Sanofi-aventis: Mental Health Disorders (Schizophrenia)

Sanofi-aventis, one of the major actors in the central nervous system therapeutic field in the developed world, is developing new programs to help provide better care for schizophrenia - one of the most severe mental disorders - in developing countries. There, these psychotic patients not only suffer from the disabling and potentially life-threatening symptoms of their illness, but they are also victims of ignorance, discrimination and social stigma.
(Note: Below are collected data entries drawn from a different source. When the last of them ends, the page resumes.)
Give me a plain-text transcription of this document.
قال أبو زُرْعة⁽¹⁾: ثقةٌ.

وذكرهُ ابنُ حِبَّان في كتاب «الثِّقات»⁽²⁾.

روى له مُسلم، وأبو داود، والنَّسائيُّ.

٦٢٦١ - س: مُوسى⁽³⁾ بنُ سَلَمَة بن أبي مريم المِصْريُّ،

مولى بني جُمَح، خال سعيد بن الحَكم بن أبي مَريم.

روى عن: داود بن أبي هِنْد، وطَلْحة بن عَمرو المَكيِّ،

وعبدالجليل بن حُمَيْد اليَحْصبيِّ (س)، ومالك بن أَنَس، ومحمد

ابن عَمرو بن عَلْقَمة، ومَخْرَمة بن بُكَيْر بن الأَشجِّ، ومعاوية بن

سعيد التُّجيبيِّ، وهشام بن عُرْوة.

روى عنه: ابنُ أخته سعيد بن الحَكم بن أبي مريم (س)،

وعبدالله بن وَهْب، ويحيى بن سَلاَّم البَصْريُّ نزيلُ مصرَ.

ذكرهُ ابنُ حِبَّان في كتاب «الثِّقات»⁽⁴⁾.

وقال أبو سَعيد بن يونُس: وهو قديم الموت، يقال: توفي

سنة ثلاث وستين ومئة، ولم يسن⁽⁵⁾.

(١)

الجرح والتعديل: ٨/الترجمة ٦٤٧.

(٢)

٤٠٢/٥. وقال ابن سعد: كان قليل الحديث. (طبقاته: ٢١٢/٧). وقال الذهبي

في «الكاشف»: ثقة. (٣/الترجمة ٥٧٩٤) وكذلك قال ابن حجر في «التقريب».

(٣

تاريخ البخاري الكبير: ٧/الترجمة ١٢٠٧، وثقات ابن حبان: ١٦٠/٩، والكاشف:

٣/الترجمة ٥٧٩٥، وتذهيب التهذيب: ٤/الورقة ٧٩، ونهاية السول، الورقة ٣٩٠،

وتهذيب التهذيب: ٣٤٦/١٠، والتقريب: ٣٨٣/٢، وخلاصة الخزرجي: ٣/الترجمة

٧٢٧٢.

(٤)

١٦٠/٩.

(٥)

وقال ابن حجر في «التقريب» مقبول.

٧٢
Sanofi-aventis: Impact Malaria

The Impact Malaria program embodies sanofi-aventis' longstanding commitment to fight malaria. Sanofi-aventis is researching new treatments that are affordable, adapted to patients' needs, especially children, and can help circumvent growing resistance to existing medicines. The most advanced projects are ferroquine for uncomplicated malaria, developed with Lille University and 'bicationic compounds' for severe malaria with Montpellier University, both in Phase II clinical trials. Upstream projects include development of 'trioxaquins' with Palumed in Toulouse.